The Legislature received 13 proposals and found just one worthy. Legislators will convene a special meeting later this month to take a closer look at the other spending proposals.
Evergreen Health Services got the green light to receive $235,000. It hopes to reduce risk to drug users, expand access to opioid replacement therapy, offer four mobile locations for syringe exchanges and supplement the county’s drug prevention campaign.
Still, just one proposal was approved in what was supposed to be a rapid response to the opioid epidemic. It was one of three proposals recommended by a panel of experts, which includes Health Commissioner Dr. Gale Burstein and Mental Health Commissioner Michael Ranney.
The panel had also recommended a proposal to transform Neighborhood Health Center into a “best practices” primary care side, with new and expanded policies, training, screening and intervention for patients struggling with substance abuse, and one to help the International Institute of Buffalo assist human trafficking victims. The connection there is that victims forced into sexual slavery are controlled through addiction to opioid drugs.

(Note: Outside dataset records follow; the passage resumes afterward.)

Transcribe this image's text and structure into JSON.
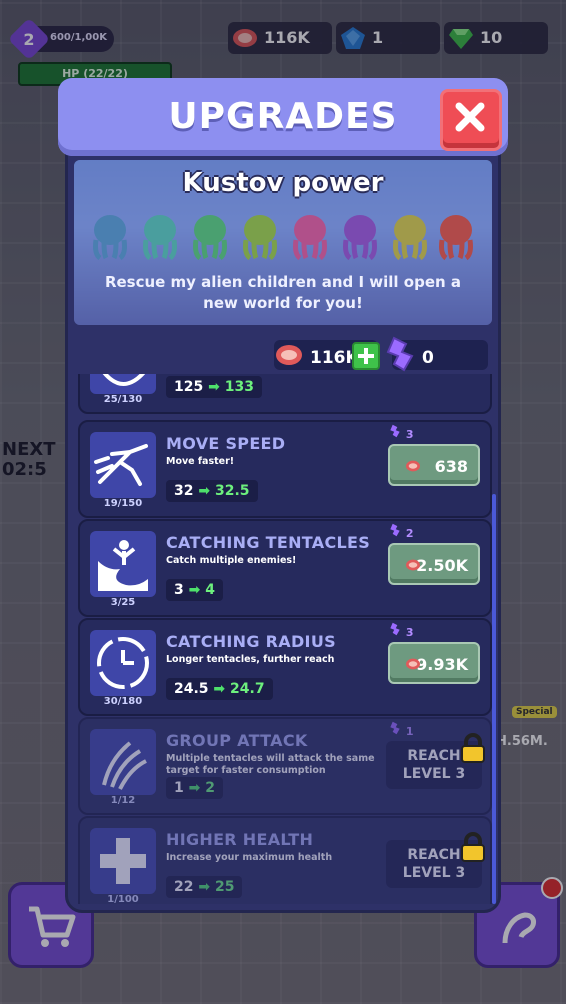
{
  "hud": {
    "level": "2",
    "xp": "600/1,00K",
    "hp": "HP (22/22)",
    "meat": "116K",
    "crystals": "1",
    "gems": "10"
  },
  "background": {
    "next_label": "NEXT",
    "timer": "02:5"
  },
  "dialog": {
    "title": "UPGRADES",
    "banner_title": "Kustov power",
    "banner_desc": "Rescue my alien children and I will open a new world for you!"
  },
  "currency": {
    "meat": "116K",
    "tokens": "0"
  },
  "upgrades": [
    {
      "name": "",
      "desc": "",
      "level": "25/130",
      "current": "125",
      "next": "133",
      "cost_tokens": "",
      "price": ""
    },
    {
      "name": "MOVE SPEED",
      "desc": "Move faster!",
      "level": "19/150",
      "current": "32",
      "next": "32.5",
      "cost_tokens": "3",
      "price": "638"
    },
    {
      "name": "CATCHING TENTACLES",
      "desc": "Catch multiple enemies!",
      "level": "3/25",
      "current": "3",
      "next": "4",
      "cost_tokens": "2",
      "price": "2.50K"
    },
    {
      "name": "CATCHING RADIUS",
      "desc": "Longer tentacles, further reach",
      "level": "30/180",
      "current": "24.5",
      "next": "24.7",
      "cost_tokens": "3",
      "price": "9.93K"
    },
    {
      "name": "GROUP ATTACK",
      "desc": "Multiple tentacles will attack the same target for faster consumption",
      "level": "1/12",
      "current": "1",
      "next": "2",
      "cost_tokens": "1",
      "locked_label_1": "REACH",
      "locked_label_2": "LEVEL 3"
    },
    {
      "name": "HIGHER HEALTH",
      "desc": "Increase your maximum health",
      "level": "1/100",
      "current": "22",
      "next": "25",
      "locked_label_1": "REACH",
      "locked_label_2": "LEVEL 3"
    }
  ],
  "side": {
    "special_tag": "Special",
    "special_value": "H.56M."
  },
  "colors": {
    "header": "#8d8ff0",
    "panel": "#2e3168",
    "close": "#ef4d55",
    "buy": "#6e9a80",
    "arrow": "#4ee06b",
    "token": "#b28cff"
  },
  "icons": [
    "level-badge-icon",
    "meat-icon",
    "crystal-icon",
    "gem-icon",
    "close-icon",
    "plus-icon",
    "token-icon",
    "move-speed-icon",
    "tentacles-icon",
    "radius-icon",
    "group-attack-icon",
    "health-icon",
    "lock-icon",
    "cart-icon",
    "special-icon"
  ]
}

Burstein, Ranney and other members of the panel have the expertise to select workable proposals, and their recommendations should carry weight with the Legislature.
Avi Israel, a victims advocate who heads the Save the Michaels organization and who submitted his own proposal for the entire $500,000, went too far in suggesting Burstein was underqualified to review the proposals because “she’s just a pediatrician.” Her resume, which includes writing national guidelines for the CDC, speaks for itself.
Perhaps Legislator Patrick Burke, D-Buffalo, who expressed his own frustration at the panel’s recommendations, had it right the first time. Give the Health Department the county funding and take the Legislature out of the equation.